That's not a huge issue. I am running Linux on PowerPC right now and many C programs that were never tested to run on my computer will compile fine.
It used to be a big deal about PPC vs x86, but it's not critical. Hell in old-fasioned terms the AMD64 and Pentium Pro/3/4 proccessors would be considured "RISC" proccessors with some complex instructions added on with a layer of hardware-based emulation to make them backward compatable with the old "CISC" pentiums.
Quake3 was portable because the people who made it were superior programmers. You'd be suprised about the number of games that don't actually use Direct3d for the actual game, but use DirectX for menus and such and thus have the requirement. Often they use their own in house OpenGL-based engines, hell Id is still selling Quake3 engines for modern games...
It's not impossible to port things either, from DirectX. Unreal Tournament 2004 is a DirectX game, and somebody working mostly on the side ported it to use LibSDL and OpenAL libraries to make it cross-platform and run it in Linux natively.

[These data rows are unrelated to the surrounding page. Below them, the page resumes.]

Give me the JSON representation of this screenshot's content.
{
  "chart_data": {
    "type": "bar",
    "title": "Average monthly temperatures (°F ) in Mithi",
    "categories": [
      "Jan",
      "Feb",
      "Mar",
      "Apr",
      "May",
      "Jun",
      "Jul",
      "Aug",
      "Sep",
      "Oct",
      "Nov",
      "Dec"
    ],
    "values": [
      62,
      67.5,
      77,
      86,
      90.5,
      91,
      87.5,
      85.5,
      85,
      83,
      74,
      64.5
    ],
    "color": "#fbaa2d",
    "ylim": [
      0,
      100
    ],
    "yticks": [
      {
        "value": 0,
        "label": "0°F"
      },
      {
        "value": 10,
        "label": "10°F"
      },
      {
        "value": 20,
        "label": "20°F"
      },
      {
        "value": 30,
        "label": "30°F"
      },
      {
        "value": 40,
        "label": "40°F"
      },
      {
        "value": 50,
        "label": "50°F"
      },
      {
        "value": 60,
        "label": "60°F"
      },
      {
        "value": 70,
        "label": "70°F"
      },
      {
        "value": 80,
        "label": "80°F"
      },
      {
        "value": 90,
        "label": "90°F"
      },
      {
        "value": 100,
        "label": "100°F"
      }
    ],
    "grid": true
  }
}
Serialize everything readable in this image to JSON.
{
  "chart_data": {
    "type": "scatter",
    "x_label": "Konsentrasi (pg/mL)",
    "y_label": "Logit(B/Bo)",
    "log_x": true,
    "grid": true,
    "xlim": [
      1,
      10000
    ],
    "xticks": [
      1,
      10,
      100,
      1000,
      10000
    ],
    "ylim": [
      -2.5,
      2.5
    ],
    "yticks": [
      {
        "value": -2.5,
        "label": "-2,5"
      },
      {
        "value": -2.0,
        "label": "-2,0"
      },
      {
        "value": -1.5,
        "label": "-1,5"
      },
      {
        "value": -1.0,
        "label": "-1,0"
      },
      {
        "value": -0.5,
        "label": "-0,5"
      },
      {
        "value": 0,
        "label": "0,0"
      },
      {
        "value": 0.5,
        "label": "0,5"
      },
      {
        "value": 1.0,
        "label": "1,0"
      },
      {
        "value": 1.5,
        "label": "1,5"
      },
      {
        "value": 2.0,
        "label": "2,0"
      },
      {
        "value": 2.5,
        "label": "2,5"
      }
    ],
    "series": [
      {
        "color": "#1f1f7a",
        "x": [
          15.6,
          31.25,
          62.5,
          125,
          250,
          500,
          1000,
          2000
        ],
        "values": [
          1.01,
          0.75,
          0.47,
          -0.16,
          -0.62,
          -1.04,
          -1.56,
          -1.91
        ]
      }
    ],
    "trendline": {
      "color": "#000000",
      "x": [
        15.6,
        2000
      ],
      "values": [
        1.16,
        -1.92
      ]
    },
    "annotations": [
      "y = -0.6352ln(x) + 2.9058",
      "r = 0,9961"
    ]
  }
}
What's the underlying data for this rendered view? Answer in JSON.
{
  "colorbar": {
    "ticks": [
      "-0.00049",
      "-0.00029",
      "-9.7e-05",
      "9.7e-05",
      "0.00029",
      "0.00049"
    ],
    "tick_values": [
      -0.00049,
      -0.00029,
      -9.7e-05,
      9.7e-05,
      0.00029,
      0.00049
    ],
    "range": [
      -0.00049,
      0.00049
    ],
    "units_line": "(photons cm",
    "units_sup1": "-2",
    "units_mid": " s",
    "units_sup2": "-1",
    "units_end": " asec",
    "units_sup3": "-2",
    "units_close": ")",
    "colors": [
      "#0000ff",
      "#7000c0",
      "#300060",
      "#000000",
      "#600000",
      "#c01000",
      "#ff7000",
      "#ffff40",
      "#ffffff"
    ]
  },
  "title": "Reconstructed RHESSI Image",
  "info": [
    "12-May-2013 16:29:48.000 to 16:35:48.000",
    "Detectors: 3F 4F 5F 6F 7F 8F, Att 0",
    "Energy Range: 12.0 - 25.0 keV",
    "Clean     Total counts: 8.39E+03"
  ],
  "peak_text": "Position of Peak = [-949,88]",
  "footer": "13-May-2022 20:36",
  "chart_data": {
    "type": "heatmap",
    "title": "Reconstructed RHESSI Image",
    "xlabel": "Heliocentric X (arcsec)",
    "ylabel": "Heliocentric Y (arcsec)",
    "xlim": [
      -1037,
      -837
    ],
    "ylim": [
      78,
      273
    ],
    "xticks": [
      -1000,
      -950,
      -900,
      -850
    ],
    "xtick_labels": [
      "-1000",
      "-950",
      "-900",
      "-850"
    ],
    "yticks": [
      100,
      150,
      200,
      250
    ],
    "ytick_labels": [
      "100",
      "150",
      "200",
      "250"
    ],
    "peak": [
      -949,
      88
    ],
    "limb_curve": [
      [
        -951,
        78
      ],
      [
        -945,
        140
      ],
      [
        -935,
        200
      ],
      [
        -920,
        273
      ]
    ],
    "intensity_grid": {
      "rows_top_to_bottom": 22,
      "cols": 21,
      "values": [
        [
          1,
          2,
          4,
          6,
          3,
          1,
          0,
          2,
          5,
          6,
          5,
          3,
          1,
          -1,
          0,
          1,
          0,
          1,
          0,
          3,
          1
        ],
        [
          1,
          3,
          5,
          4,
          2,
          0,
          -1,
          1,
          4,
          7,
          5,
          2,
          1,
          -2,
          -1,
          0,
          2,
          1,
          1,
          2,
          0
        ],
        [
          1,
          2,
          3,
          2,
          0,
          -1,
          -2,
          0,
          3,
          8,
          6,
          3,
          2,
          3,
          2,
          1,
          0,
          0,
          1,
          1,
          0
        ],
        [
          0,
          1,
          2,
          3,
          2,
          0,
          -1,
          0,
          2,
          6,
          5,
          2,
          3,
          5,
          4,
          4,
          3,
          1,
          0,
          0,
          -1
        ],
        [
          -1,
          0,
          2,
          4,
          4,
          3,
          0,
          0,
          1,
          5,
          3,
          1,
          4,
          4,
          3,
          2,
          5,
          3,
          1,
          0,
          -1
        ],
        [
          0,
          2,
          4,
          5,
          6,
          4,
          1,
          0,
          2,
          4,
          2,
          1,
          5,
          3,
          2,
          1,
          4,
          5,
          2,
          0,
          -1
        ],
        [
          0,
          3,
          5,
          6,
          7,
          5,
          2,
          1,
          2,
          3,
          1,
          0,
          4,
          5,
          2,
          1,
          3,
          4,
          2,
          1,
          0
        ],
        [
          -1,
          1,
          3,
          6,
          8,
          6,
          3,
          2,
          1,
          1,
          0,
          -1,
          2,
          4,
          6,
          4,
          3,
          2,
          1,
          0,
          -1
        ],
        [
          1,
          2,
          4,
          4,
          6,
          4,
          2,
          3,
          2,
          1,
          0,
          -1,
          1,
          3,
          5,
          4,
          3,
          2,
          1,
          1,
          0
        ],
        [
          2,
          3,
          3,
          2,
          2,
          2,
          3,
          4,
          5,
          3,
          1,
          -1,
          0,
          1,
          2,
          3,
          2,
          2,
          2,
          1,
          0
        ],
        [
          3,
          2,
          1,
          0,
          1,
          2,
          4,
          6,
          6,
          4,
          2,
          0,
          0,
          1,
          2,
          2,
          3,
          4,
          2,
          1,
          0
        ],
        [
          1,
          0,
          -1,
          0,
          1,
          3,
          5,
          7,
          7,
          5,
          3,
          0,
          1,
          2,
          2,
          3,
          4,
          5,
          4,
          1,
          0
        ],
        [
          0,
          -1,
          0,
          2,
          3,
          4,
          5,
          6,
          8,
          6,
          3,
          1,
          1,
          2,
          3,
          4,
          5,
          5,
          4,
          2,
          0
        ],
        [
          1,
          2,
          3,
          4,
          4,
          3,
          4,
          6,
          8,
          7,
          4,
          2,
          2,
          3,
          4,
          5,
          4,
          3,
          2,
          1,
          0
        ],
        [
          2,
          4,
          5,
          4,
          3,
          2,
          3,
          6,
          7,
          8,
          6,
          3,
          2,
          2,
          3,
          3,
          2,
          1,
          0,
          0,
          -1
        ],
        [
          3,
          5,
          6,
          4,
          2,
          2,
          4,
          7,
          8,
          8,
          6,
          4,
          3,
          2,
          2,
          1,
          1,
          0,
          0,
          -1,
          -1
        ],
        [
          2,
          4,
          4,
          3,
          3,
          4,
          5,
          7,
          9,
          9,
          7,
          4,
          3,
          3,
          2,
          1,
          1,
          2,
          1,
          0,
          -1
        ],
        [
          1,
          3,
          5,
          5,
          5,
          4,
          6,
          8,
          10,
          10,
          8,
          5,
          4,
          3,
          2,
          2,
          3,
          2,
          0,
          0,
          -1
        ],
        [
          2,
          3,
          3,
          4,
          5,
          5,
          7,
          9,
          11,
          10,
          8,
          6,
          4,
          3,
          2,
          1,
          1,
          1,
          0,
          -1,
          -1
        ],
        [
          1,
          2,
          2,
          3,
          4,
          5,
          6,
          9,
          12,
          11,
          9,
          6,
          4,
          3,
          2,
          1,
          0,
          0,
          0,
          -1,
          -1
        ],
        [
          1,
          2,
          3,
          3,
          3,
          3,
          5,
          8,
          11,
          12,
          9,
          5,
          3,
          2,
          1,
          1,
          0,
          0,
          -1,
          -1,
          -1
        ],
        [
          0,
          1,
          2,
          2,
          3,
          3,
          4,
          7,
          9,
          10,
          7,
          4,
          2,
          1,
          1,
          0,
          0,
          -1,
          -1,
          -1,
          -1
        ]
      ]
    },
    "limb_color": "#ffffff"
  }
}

Lots of game manufacturers, for better or worse, work with people like Transgaming to make there Windows games run well in Cedega (WineX). For example as soon as Halflife2 was released for Windows, Transgaming announced support for Steam and Halflife2 for Linux. Stuff like this won't work at all on a PowerPC machine, though.

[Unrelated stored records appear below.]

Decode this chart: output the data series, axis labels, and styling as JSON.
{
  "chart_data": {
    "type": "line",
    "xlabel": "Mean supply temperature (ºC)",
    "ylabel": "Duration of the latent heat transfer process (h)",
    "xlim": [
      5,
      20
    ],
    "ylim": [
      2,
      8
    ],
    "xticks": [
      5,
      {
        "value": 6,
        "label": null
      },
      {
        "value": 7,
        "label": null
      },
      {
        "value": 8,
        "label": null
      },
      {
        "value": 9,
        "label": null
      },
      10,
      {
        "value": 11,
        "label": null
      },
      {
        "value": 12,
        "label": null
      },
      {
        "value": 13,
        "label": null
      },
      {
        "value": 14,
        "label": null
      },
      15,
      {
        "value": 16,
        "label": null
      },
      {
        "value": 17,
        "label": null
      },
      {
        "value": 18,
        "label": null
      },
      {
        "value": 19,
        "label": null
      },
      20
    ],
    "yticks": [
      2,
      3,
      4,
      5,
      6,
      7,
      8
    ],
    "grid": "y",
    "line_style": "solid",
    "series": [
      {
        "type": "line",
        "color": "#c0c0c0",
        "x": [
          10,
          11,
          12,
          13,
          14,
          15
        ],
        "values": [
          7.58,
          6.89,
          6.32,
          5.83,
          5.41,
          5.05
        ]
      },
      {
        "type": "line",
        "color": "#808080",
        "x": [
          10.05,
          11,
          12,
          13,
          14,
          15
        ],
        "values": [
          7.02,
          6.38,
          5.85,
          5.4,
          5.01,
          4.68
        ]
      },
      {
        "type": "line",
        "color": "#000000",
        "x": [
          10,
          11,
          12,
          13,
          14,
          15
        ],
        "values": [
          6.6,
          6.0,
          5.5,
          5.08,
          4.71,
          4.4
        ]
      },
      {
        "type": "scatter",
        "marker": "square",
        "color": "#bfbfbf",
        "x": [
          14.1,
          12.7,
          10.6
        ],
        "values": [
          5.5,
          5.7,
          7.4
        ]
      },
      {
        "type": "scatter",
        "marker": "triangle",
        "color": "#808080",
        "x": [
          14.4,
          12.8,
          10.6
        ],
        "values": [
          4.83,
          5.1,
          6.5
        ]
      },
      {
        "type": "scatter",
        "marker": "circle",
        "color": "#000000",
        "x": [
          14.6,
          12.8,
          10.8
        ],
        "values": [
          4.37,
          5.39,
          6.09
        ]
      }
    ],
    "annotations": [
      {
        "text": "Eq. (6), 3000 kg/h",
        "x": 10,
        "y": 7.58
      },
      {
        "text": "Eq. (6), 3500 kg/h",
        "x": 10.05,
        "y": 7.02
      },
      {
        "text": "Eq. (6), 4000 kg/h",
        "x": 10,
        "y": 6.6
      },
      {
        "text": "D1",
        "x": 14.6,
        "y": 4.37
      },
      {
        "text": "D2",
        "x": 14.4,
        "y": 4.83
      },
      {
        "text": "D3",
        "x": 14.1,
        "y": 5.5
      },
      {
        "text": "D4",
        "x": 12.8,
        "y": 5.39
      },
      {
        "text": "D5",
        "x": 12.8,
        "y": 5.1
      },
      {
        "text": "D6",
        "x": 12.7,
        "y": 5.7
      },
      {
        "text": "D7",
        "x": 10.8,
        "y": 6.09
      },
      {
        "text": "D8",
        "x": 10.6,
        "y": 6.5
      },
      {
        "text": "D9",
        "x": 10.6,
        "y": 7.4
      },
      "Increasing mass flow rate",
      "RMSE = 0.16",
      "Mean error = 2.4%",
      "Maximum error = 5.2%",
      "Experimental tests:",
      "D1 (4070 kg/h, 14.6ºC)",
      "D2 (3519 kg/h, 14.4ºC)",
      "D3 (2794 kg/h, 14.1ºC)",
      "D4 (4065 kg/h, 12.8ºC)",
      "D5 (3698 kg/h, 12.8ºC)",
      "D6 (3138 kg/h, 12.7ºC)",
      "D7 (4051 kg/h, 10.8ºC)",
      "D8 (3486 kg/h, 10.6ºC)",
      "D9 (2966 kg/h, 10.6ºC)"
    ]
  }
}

It just takes the desire on part of the Game makers to do it. I just wish more would take the time to avoid locking themselves and their customers into one platform.
Plus you don't have to go with bigname games all the time. I have learned that smaller games are fun, too, and cheaper. Plus the people that run them are less likely to be a-holes.

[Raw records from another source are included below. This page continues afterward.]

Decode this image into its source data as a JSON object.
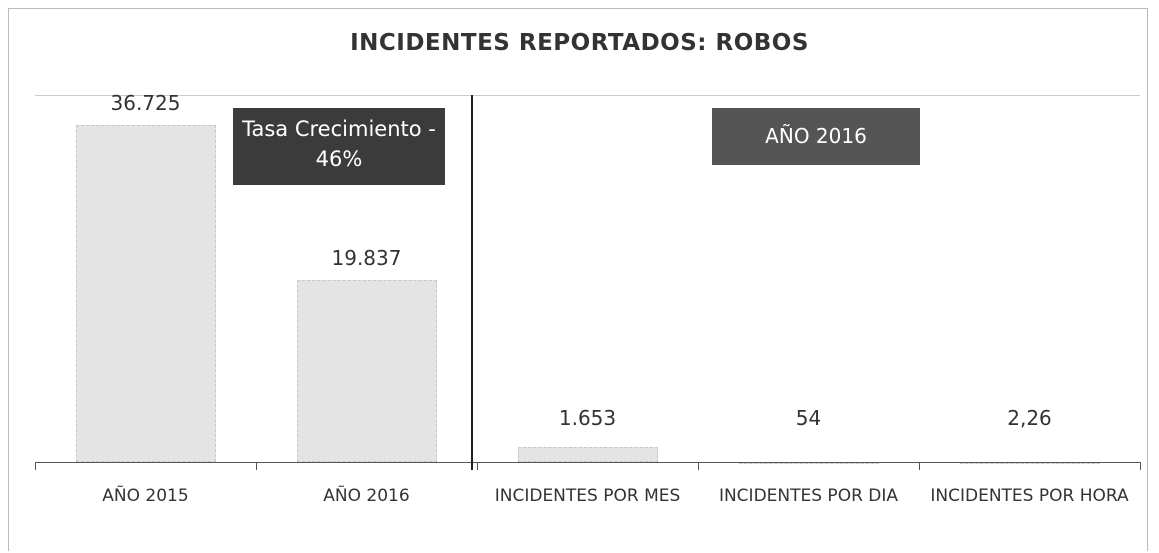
{
  "chart_data": {
    "type": "bar",
    "title": "INCIDENTES REPORTADOS: ROBOS",
    "categories": [
      "AÑO 2015",
      "AÑO 2016",
      "INCIDENTES POR MES",
      "INCIDENTES POR DIA",
      "INCIDENTES POR HORA"
    ],
    "values": [
      36725,
      19837,
      1653,
      54,
      2.26
    ],
    "value_labels": [
      "36.725",
      "19.837",
      "1.653",
      "54",
      "2,26"
    ],
    "color": "#e4e4e4",
    "ylim": [
      0,
      40000
    ],
    "annotations": [
      "Tasa Crecimiento - 46%",
      "AÑO 2016"
    ]
  }
}
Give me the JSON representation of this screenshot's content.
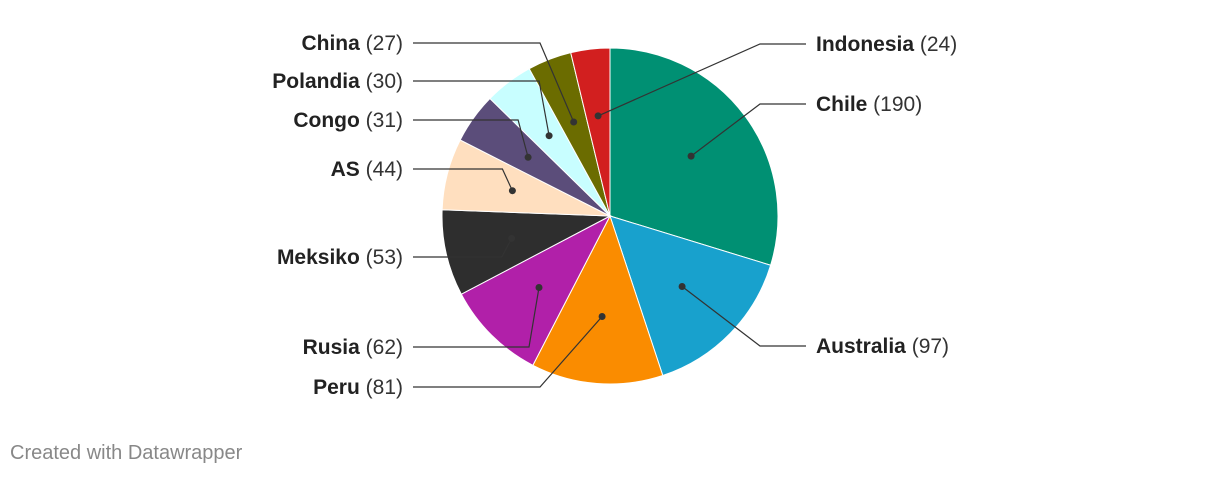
{
  "chart_data": {
    "type": "pie",
    "slices": [
      {
        "label": "Chile",
        "value": 190,
        "color": "#009073"
      },
      {
        "label": "Australia",
        "value": 97,
        "color": "#18a1cd"
      },
      {
        "label": "Peru",
        "value": 81,
        "color": "#fa8c00"
      },
      {
        "label": "Rusia",
        "value": 62,
        "color": "#b120a9"
      },
      {
        "label": "Meksiko",
        "value": 53,
        "color": "#2e2e2e"
      },
      {
        "label": "AS",
        "value": 44,
        "color": "#ffdfbf"
      },
      {
        "label": "Congo",
        "value": 31,
        "color": "#5b4d7a"
      },
      {
        "label": "Polandia",
        "value": 30,
        "color": "#c8feff"
      },
      {
        "label": "China",
        "value": 27,
        "color": "#6b6c00"
      },
      {
        "label": "Indonesia",
        "value": 24,
        "color": "#d21f1f"
      }
    ],
    "label_format": "name (value)"
  },
  "footer": {
    "credit": "Created with Datawrapper"
  }
}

garagegames.com is a decent example. They bought the "Tribe" engine a while back and resell the code for independant gamers to make games with. They have several good games on their website and most of them run in Windows, Linux, and OS X. Personally I have bought "Gish", "Bridge Constructor Set" (funner then it looks), and Marble Blast Gold came with my OS X box, plus I bought it on a seperate occasion long ago. They have Demos aviable for most games...
They don't have versions aviable for all platforms, but they usually do. They allow you to download and install multiple times on multiple computers, your allowed to install for your family members, too. I figure this is superior to stuff like halflife and Steam, not because it's better games, but because its just about having fun. Fun little things you don't have to make big issues about.
there are things like this independant games awards to help you find good games. Screw MS and EA.